Joel Holland, 17, of McLean, Va., says the girls are the ones who are increasingly willing to throw out an anchor. "They are the ones who (could) get pregnant and ruin their lives, and the guys can walk away. But now the girls are really questioning things."
Risman and Schwartz are both specialists with the Council on Contemporary Families, a nonprofit group of family researchers. The sociologists have taken a new look at statistics from a government-sponsored, long-term study of 10,000 teens under 18, analyzing the results by gender.

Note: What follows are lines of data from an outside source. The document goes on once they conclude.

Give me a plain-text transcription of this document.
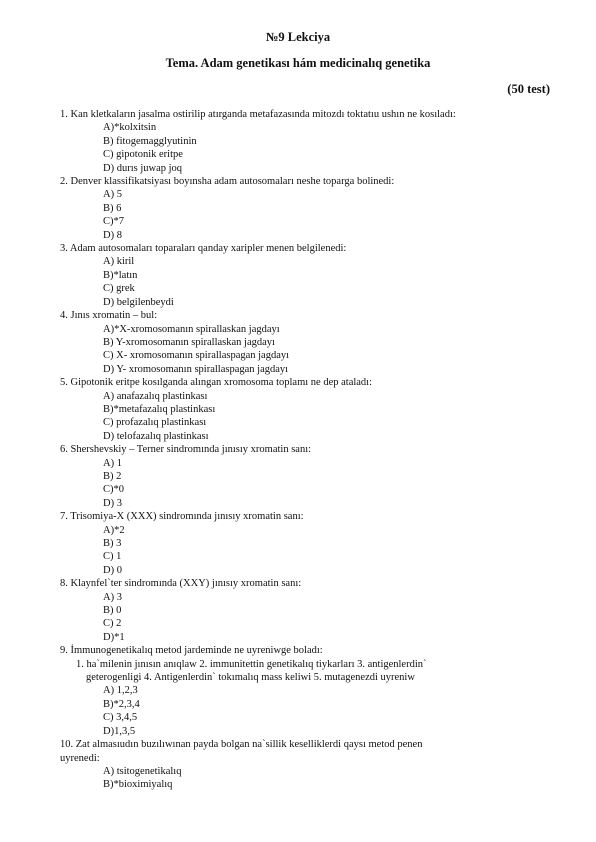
№9 Lekciya
Tema. Adam genetikası hám medicinalıq genetika
(50 test)

1. Kan kletkaların jasalma ostirilip atırganda metafazasında mitozdı toktatıu ushın ne kosıladı:

A)*kolxitsin

B) fitogemagglyutinin

C) gipotonik eritpe

D) durıs juwap joq

2. Denver klassifikatsiyası boyınsha adam autosomaları neshe toparga bolinedi:

A) 5

B) 6

C)*7

D) 8

3. Adam autosomaları toparaları qanday xaripler menen belgilenedi:

A) kiril

B)*latın

C) grek

D) belgilenbeydi

4. Jınıs xromatin – bul:

A)*X-xromosomanın spirallaskan jagdayı

B) Y-xromosomanın spirallaskan jagdayı

C) X- xromosomanın spirallaspagan jagdayı

D) Y- xromosomanın spirallaspagan jagdayı

5. Gipotonik eritpe kosılganda alıngan xromosoma toplamı ne dep ataladı:

A) anafazalıq plastinkası

B)*metafazalıq plastinkası

C) profazalıq plastinkası

D) telofazalıq plastinkası

6. Shershevskiy – Terner sindromında jınısıy xromatin sanı:

A) 1

B) 2

C)*0

D) 3

7. Trisomiya-X (XXX) sindromında jınısıy xromatin sanı:

A)*2

B) 3

C) 1

D) 0

8. Klaynfel`ter sindromında (XXY) jınısıy xromatin sanı:

A) 3

B) 0

C) 2

D)*1

9. İmmunogenetikalıq metod jardeminde ne uyreniwge boladı:

1. ha`milenin jınısın anıqlaw 2. immunitettin genetikalıq tiykarları 3. antigenlerdin`

geterogenligi 4. Antigenlerdin` tokımalıq mass keliwi 5. mutagenezdi uyreniw

A) 1,2,3

B)*2,3,4

C) 3,4,5

D)1,3,5

10. Zat almasıudın buzılıwınan payda bolgan na`sillik keselliklerdi qaysı metod penen

uyrenedi:

A) tsitogenetikalıq

B)*bioximiyalıq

Sexual activity is becoming more equal, they find. While the number of high-school girls who had intercourse declined slightly from 1991 (51 percent) to 1997 (48 percent), the number of boys who had intercourse dropped significantly, from 57 percent to 49 percent.

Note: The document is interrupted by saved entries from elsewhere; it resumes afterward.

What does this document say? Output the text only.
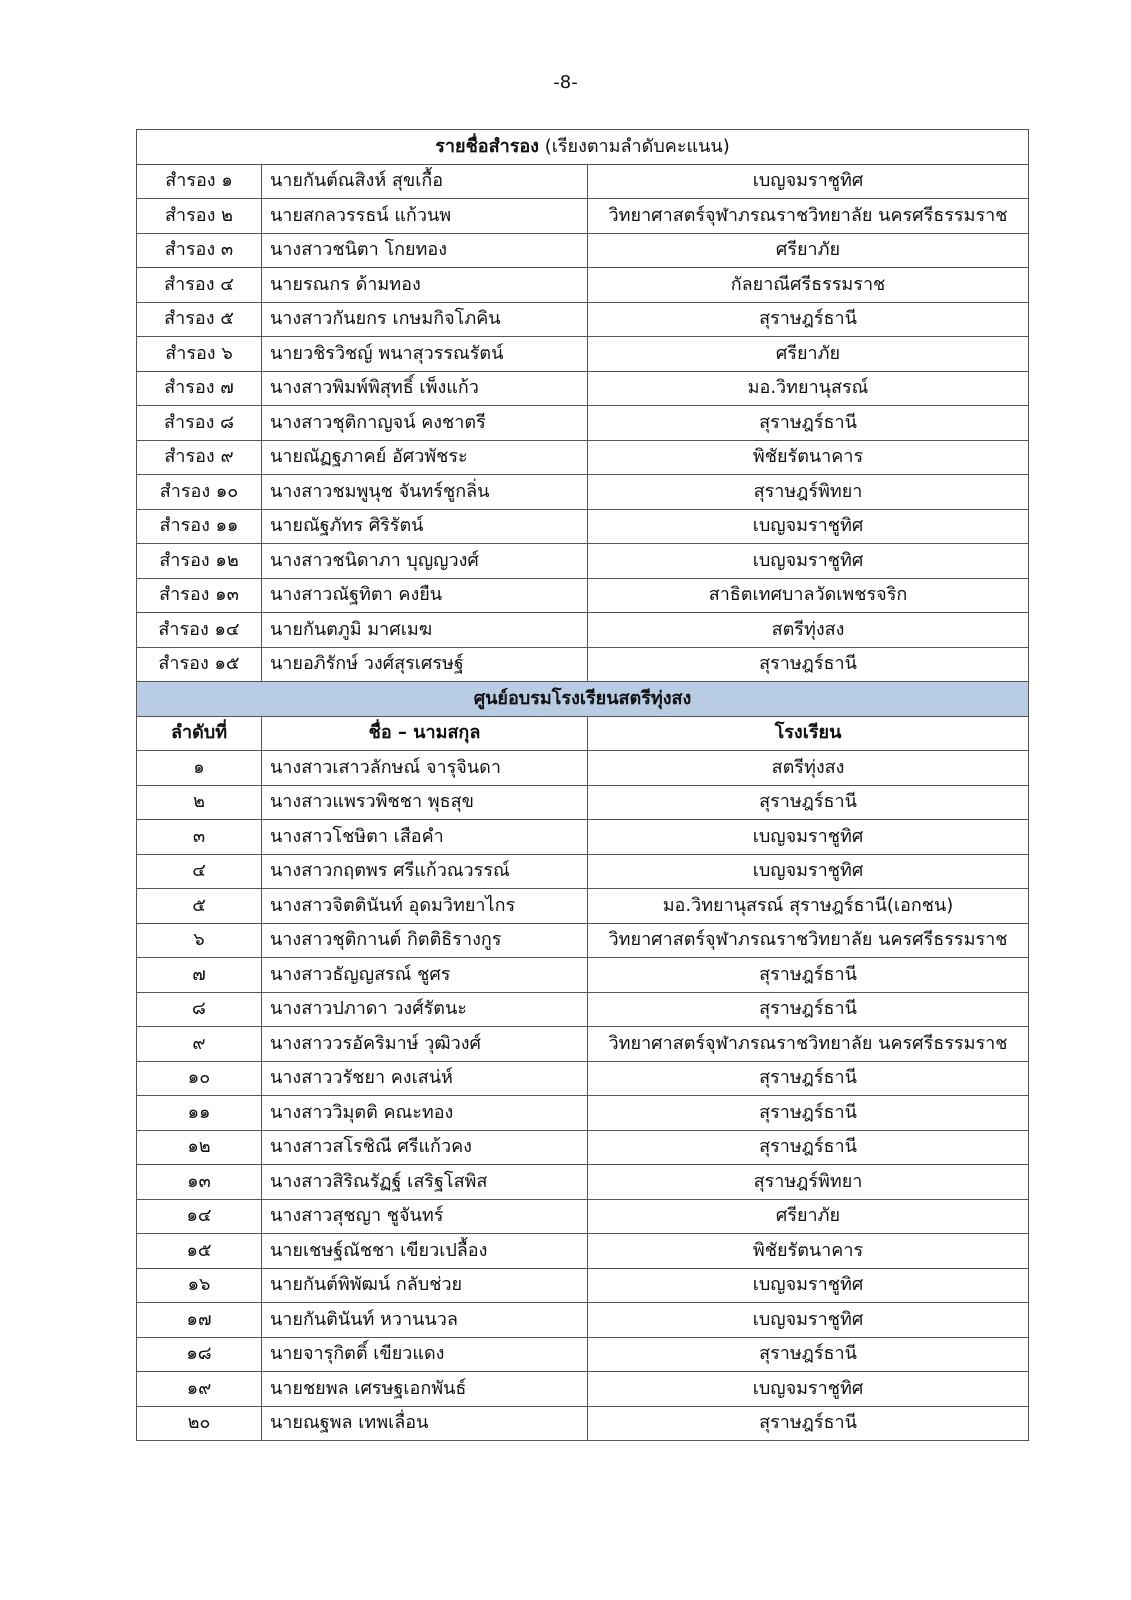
-8-
รายชื่อสำรอง (เรียงตามลำดับคะแนน)		
สำรอง ๑	นายกันต์ณสิงห์ สุขเกื้อ	เบญจมราชูทิศ
สำรอง ๒	นายสกลวรรธน์ แก้วนพ	วิทยาศาสตร์จุฬาภรณราชวิทยาลัย นครศรีธรรมราช
สำรอง ๓	นางสาวชนิตา โกยทอง	ศรียาภัย
สำรอง ๔	นายรณกร ด้ามทอง	กัลยาณีศรีธรรมราช
สำรอง ๕	นางสาวกันยกร เกษมกิจโภคิน	สุราษฎร์ธานี
สำรอง ๖	นายวชิรวิชญ์ พนาสุวรรณรัตน์	ศรียาภัย
สำรอง ๗	นางสาวพิมพ์พิสุทธิ์ เพ็งแก้ว	มอ.วิทยานุสรณ์
สำรอง ๘	นางสาวชุติกาญจน์ คงชาตรี	สุราษฎร์ธานี
สำรอง ๙	นายณัฏฐภาคย์ อัศวพัชระ	พิชัยรัตนาคาร
สำรอง ๑๐	นางสาวชมพูนุช จันทร์ชูกลิ่น	สุราษฎร์พิทยา
สำรอง ๑๑	นายณัฐภัทร ศิริรัตน์	เบญจมราชูทิศ
สำรอง ๑๒	นางสาวชนิดาภา บุญญวงศ์	เบญจมราชูทิศ
สำรอง ๑๓	นางสาวณัฐทิตา คงยืน	สาธิตเทศบาลวัดเพชรจริก
สำรอง ๑๔	นายกันตภูมิ มาศเมฆ	สตรีทุ่งสง
สำรอง ๑๕	นายอภิรักษ์ วงศ์สุรเศรษฐ์	สุราษฎร์ธานี
ศูนย์อบรมโรงเรียนสตรีทุ่งสง		
ลำดับที่	ชื่อ – นามสกุล	โรงเรียน
๑	นางสาวเสาวลักษณ์ จารุจินดา	สตรีทุ่งสง
๒	นางสาวแพรวพิชชา พุธสุข	สุราษฎร์ธานี
๓	นางสาวโชษิตา เสือคำ	เบญจมราชูทิศ
๔	นางสาวกฤตพร ศรีแก้วณวรรณ์	เบญจมราชูทิศ
๕	นางสาวจิตตินันท์ อุดมวิทยาไกร	มอ.วิทยานุสรณ์ สุราษฎร์ธานี(เอกชน)
๖	นางสาวชุติกานต์ กิตติธิรางกูร	วิทยาศาสตร์จุฬาภรณราชวิทยาลัย นครศรีธรรมราช
๗	นางสาวธัญญสรณ์ ชูศร	สุราษฎร์ธานี
๘	นางสาวปภาดา วงศ์รัตนะ	สุราษฎร์ธานี
๙	นางสาววรอัคริมาษ์ วุฒิวงศ์	วิทยาศาสตร์จุฬาภรณราชวิทยาลัย นครศรีธรรมราช
๑๐	นางสาววรัชยา คงเสน่ห์	สุราษฎร์ธานี
๑๑	นางสาววิมุตติ คณะทอง	สุราษฎร์ธานี
๑๒	นางสาวสโรชิณี ศรีแก้วคง	สุราษฎร์ธานี
๑๓	นางสาวสิริณรัฏฐ์ เสริฐโสพิส	สุราษฎร์พิทยา
๑๔	นางสาวสุชญา ชูจันทร์	ศรียาภัย
๑๕	นายเชษฐ์ณัชชา เขียวเปลื้อง	พิชัยรัตนาคาร
๑๖	นายกันต์พิพัฒน์ กลับช่วย	เบญจมราชูทิศ
๑๗	นายกันตินันท์ หวานนวล	เบญจมราชูทิศ
๑๘	นายจารุกิตติ์ เขียวแดง	สุราษฎร์ธานี
๑๙	นายชยพล เศรษฐเอกพันธ์	เบญจมราชูทิศ
๒๐	นายณฐพล เทพเลื่อน	สุราษฎร์ธานี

Drawing on a number of studies on teen behavior, interviews and a wealth of statistics, they write that "boys' sexual behavior has become more like girls'." The boys' behavior reflects girls' "increased influence in intimate relationships."
Boys and girls today are more apt to have sex within a relationship of some sort, the authors say. "Lots of the teens we talked to said some boys have sexual buddies they hook up with for some kind of sex," Schwartz says. "But you can't get a reputation as a boy who just plays girls. You have got to be in a relationship, be going with somebody."
Risman says that boys are tending to have even their initial sexual relationships with "a girlfriend, not in one-night stands. It is not so casual now."
Many factors actually are affecting the decline in teen sex statistics, teen panelists and many other experts caution. Brady Welch, 18, of Mount Pleasant, S.C., cites two divergent causes: more condoms and more religion.
"Religion is pretty important among teenagers," particularly those outside major population centers, he says. "I think the abstinence messages are getting through." But when couples do have sex, they are having safer sex, he says.